(A) To provide a fund for the immediate payment of the cost of any public improvement made on the installment payment plan, the City Council may by ordinance provide for and sell bonds in anticipation of the collection of such installments of the assessments against property owners who elected the installment payment plan, pledging the assessments and the liens on the property for the payment of the principal and interest of the bonds, and apply the proceeds exclusively to the payment of the cost of the particular improvement in anticipation of the collection of the assessments for which the bonds are issued. The bonds shall be dated 30 days after the original due date for the assessment and shall be made payable to bearer.

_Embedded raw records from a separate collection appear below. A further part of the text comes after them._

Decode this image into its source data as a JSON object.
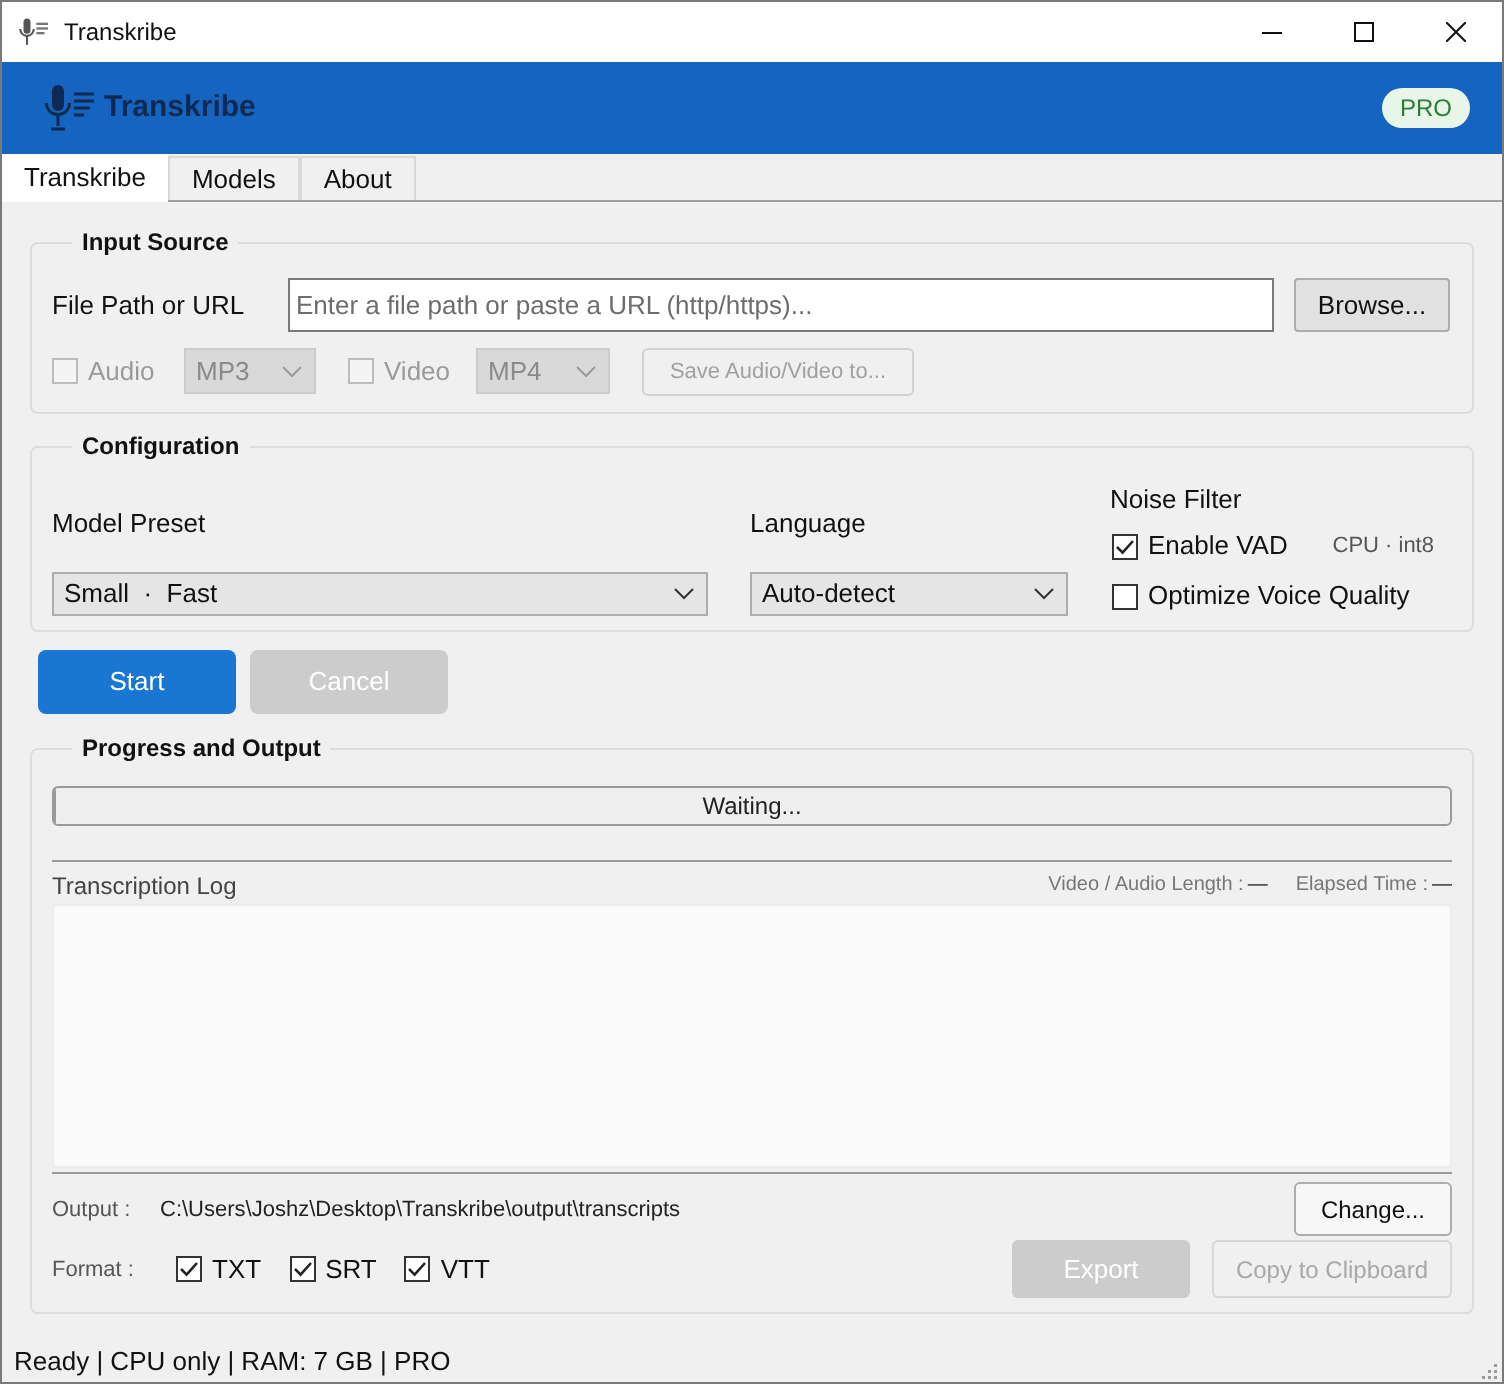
{
  "window": {
    "title": "Transkribe"
  },
  "header": {
    "title": "Transkribe",
    "badge": "PRO"
  },
  "tabs": [
    {
      "label": "Transkribe",
      "selected": true
    },
    {
      "label": "Models",
      "selected": false
    },
    {
      "label": "About",
      "selected": false
    }
  ],
  "input_source": {
    "title": "Input Source",
    "file": {
      "label": "File Path or URL",
      "placeholder": "Enter a file path or paste a URL (http/https)...",
      "button": "Browse..."
    },
    "options": [
      {
        "label": "Audio",
        "checked": false,
        "disabled": true,
        "format": "MP3"
      },
      {
        "label": "Video",
        "checked": false,
        "disabled": true,
        "format": "MP4"
      }
    ],
    "save_button": {
      "label": "Save Audio/Video to...",
      "disabled": true
    }
  },
  "configuration": {
    "title": "Configuration",
    "model_preset": {
      "label": "Model Preset",
      "value": "Small  ·  Fast"
    },
    "language": {
      "label": "Language",
      "value": "Auto-detect"
    },
    "noise_filter": {
      "title": "Noise Filter",
      "options": [
        {
          "label": "Enable VAD",
          "checked": true
        },
        {
          "label": "Optimize Voice Quality",
          "checked": false
        }
      ],
      "device_info": "CPU · int8"
    }
  },
  "actions": [
    {
      "label": "Start",
      "disabled": false
    },
    {
      "label": "Cancel",
      "disabled": true
    }
  ],
  "progress_output": {
    "title": "Progress and Output",
    "progress": {
      "text": "Waiting...",
      "level": 0
    },
    "log": {
      "title": "Transcription Log",
      "stats": [
        {
          "label": "Video / Audio Length :",
          "value": "—"
        },
        {
          "label": "Elapsed Time :",
          "value": "—"
        }
      ]
    },
    "output": {
      "label": "Output :",
      "path": "C:\\Users\\Joshz\\Desktop\\Transkribe\\output\\transcripts",
      "button": "Change..."
    },
    "format": {
      "label": "Format :",
      "options": [
        {
          "label": "TXT",
          "checked": true
        },
        {
          "label": "SRT",
          "checked": true
        },
        {
          "label": "VTT",
          "checked": true
        }
      ]
    },
    "buttons": [
      {
        "label": "Export",
        "kind": "filled",
        "disabled": true
      },
      {
        "label": "Copy to Clipboard",
        "kind": "outline",
        "disabled": true
      }
    ]
  },
  "status_bar": {
    "text": "Ready | CPU only | RAM: 7 GB | PRO"
  }
}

(B) The bonds for each separate assessment shall be numbered consecutively throughout. Where the assessment will be payable in the manner provided in § 39.06(A) and (C), the bonds shall be divided into ten series. Where the assessment will be payable in the manner provided in § 39.06(B) and (D), the bonds shall be divided into nine series. The series in each case shall be as nearly equal as practicable.
(C) The bonds shall be of the denomination of $100 or its multiple. Any odd amount over $100 or its multiple may be included in the last bond to mature. No bond shall be issued for less than $100. The bonds shall have the name of the assessment project for which they are issued printed, engraved, or written thereon, and shall state the character of the improvement.
(D) The bonds, with interest, shall be payable at the depository selected by the purchaser of the bonds, or if no such selection is made, at the depository designated by the city. Where the bonds are divided into ten series, the first series shall be payable 30 days after the first installment of the assessment, and the remaining series shall be payable one each year thereafter for nine years. Where the bonds are divided into nine series, the first series shall be payable 30 days after the second installment of the assessment becomes due, and the remaining series shall be payable one each year for eight years. The bonds in every case shall bear interest at the rate at which the bonds are sold by the city pursuant to competitive bidding.
(E) The city may, prior to sale, fix a maximum interest rate for the bonds. If the first series of bonds is payable more than one year after the date which the bonds bear, an initial interest payment shall be payable on a date six months prior to the due date of the first series, covering the interest accrued on all series to that date. If the first series of bonds is payable less than one year after the date which the bonds bear, the initial interest payment covering accrued interest on all series shall be payable on the due date of the first series. After the initial interest payment, interest on all unpaid bonds shall be payable semiannually at the end of each six months. All bonds shall have suitable coupons attached thereto evidencing the initial and semiannual interest.
(F) The bonds and coupons shall be signed by the Mayor and countersigned by the City Clerk but the coupons may bear facsimile signatures. The City Clerk shall attest the signatures to the bonds under the city seal. It shall not be necessary in the bonds to recite the steps taken in ordering the improvement or in assessing the assessment, but it shall be sufficient to make a general reference to those proceedings and to this chapter. The bonds shall be negotiable and shall be free from all defenses by any property owner.
(G) In lieu of the bearer form of coupon bonds described above, the purchaser of the bonds may elect to have them issued as fully registered bonds without coupons or as a single fully registered bond without coupons. In the event of such election, the times and manner of payment of principal and interest and the redemption provisions of the fully registered bond or bonds shall correspond to those provided herein for the coupon bonds.
(H) The bonds shall be exempt from all taxation. They shall not be sold for less than par and accrued interest.
(I) Any premium realized from the sale of the bonds shall go into the fund for the payment of the bonds and interest.
(J) Several public improvements of the same class may be combined for the purpose of issuing bonds.